Markets have heaved a sigh of relief following president Donald Trump’s 90 day tariff postponement (with the exception of China), announcement yesterday.
Before the reprieve, publicly owned food businesses such as Mondelēz remained positive, despite the market uncertainty that continues to linger. The EU will now face a 10% baseline tariff until further notice.
Last week Mondelēz International, along with Danone, Unilever and Nestlé, saw share values drop in light of Trump’s tariff announcement.
However, the business “remains confident in our ability to navigate the evolving external environment”, a Mondelēz spokesperson said.
Danone and Nestlé were also contacted, but declined to comment.
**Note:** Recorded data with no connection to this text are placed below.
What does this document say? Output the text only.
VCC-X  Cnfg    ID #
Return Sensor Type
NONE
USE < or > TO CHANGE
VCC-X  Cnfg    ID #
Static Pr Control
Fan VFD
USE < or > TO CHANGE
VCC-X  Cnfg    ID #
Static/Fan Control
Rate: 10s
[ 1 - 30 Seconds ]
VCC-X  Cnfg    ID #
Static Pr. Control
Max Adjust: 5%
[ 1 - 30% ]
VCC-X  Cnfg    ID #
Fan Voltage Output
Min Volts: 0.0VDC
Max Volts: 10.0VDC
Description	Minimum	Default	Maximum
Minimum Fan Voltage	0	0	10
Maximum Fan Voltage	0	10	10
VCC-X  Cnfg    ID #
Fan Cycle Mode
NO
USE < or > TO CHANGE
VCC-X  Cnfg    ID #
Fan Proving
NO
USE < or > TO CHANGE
Alcohol and dairy dropped from EU retaliatory tariffs
And despite the EU announcing it would drop retaliatory tariffs against the US on dairy, bourbon and wine, there is still little for food and drink to be positive about in the long term.
The EU’s decision to drop these tariffs followed heavy lobbying from Ireland, Italy and France to shield their own alcohol industries against Trump’s threat of additional 200% tariffs on wine and champagne, the FT reports.
However, the EU’s 25% tariffs against the States for a host of other goods was set to come into effect between April 15 and December 1, with taxes on soybean and almond imports delayed until December 1.
Though the European Commission is yet to provide an update following Trump’s 90 day break.
“200% doesn’t seem likely now EU has decided to don’t put any tariffs on US spirits and wine,” explains Thijs Geijer, Senior Sector Economist covering the Food and Agriculture sector at ING.
While there has been some EU backtracking, the bloc’s alcoholic beverage industry will still feel the sting of Trump’s tariffs if or when the come into force, explains Adam Butlin, a research assistant for the Centre of Economic Performance at the London School of Economics (LSE).
“Exporters from wine-producing regions in France, Italy, and Spain are especially vulnerable, as their producers rely heavily on American consumers,” he says.
What products are less vulnerable to tariffs?
Contrasting with the vulnerability of alcohol, some food and beverage sectors are significantly less likely to be hit hard by tariffs.
Consumer staples such as preserved food, cereals and household pantry items are safer from the effects of tariffs, explains Butlin, as they have both consistent demand and broader product diversification, making them less vulnerable to price shifts from trade policy.
Products with a lower elasticity of demand and a limited domestic substitution in the US will be better off, Butlin explains.
“The most resilient producers will be those with flexible supply chains and diversified export destinations, enabling them to adapt to new trading conditions with minimal disruption.”
Food businesses may shift to emerging economies
In the long-term, what could tariffs mean for European food and beverage?
With tariffs making the US a less attractive market for multinational producers, they make seek out alternative markets, such as emerging economies with expanding middle classes.
“China and India are particularly attractive alternatives due to their rapid urbanisation, growing consumer spending, and rising appetite for premium food and drink products,” explains Butlin. India in particular is often viewed as a holy grail for food and drink majors such as Unilever and Mondelēz.
By 2030, these two countries will account for 66% of the world’s middle class population, and 59% of its middle class consumption.
Canada, Mexico and Southeast Asia may also be candidates, suggests ING’s Geijer. The Mercosur free trade agreement may also make South American markets such as Brazil and Argentina more accessible.
Food and beverage no longer hedge against uncertainty
Food and beverage stocks, meanwhile, may have lost their shine.
Traditionally, explains Butlin, food and beverage stocks have been seen as defensive assets, compared with more volatile industries, because of their more stable demand. In this case, though, such trends are not baring out.
“In recent cycles, food-related equities have not consistently outperformed the broader market during periods of tariff escalation. Their recovery is therefore likely to mirror overall market sentiment, rather than lead it, especially in the absence of a predictable and rules-based trade environment.”
Factors leading to this new level of vulnerability include decreased export competitiveness and cost inflation.